Retail investors in large swaths of continental Europe are selling equity funds even as a strong stock market rally has taken prices back to the levels last seen in 2001, according to data from Feri Fund Market Information.
The wave of selling flies in the face of historical precedent, with strong equity rallies usually the cue for private investors to start throwing money at the market.
Instead, it appears that small investors who bought near to the top of the 2000 bubble and have sat on paper losses ever since are taking the opportunity to get out now that their investments are reaching break-even.
Recent weeks have seen the pan-European FTSE Eurofirst 300, London's FTSE 100, Germany's Xetra Dax, France's CAC 40 and Italy's Mibtel 30 all return to levels last seen in 2000 or 2001, while on Wall Street the Dow Jones Industrial Average has hit a series of record highs.
The lack of interest from retail investors will come as a disappointment to fund management groups that would have been expecting strong inflows as equity markets rebounded strongly from a sharp correction in May and June, with the Eurotop up 18.7 per cent from its June lows, particularly as retail equity funds are among the highest margin investment products.
The trend has been most noticeable in Italy, where equity funds saw net outflows of €21 billion in the third quarter, and Germany, where a total of €9 billion was withdrawn.
Early data for October also show Italians redeeming a further €4 billion and Spain reporting a net outflow from equity funds.
"People have sat on equity holdings since the top of the 1999 bubble, waiting for stock markets to come back and bring them back to par," said Diana Mackay, managing director of Feri FMI. "Now longstanding investors who came into the market at the peak of the bubble are actively redeeming their funds. People are beginning to come out because stock market values are back to, or close to, where they were at that time."
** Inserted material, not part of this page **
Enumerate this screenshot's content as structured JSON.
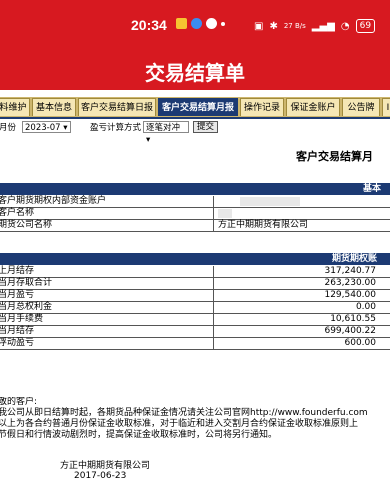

Ms Mackay linked the high levels of redemptions in Germany and Italy to the fact that a relatively large number of novice equity investors in both countries were drawn into the market during the dotcom boom.
"In both markets there was a huge sale of equities to rather unsophisticated investors at the top of the market."
In contrast, she said, the UK had a more sophisticated equity culture, while, conversely, the relative lack of an equity culture in France led to less money being poured into funds anyway.
Some of the cash being sucked out of equities is being recycled into money market funds, Feri believes, while much of the rest is being withdrawn from mutual funds full stop.
Italy reported net redemptions of €9.6 billion across all fund categories in the third quarter, Germany saw outflows of €1.6 billion, while in Spain some €700 million was withdrawn.
In contrast, mutual funds sourcing the bulk of their assets from French and British investors saw net inflows of €8.7 billion and €5.6 billion respectively.
Bernard Delbecque, head of economics and research at the European Fund and Asset Management Association, put a more positive spin on any net outflows.
"Investors are becoming more sophisticated and understand the importance of diversification," he said.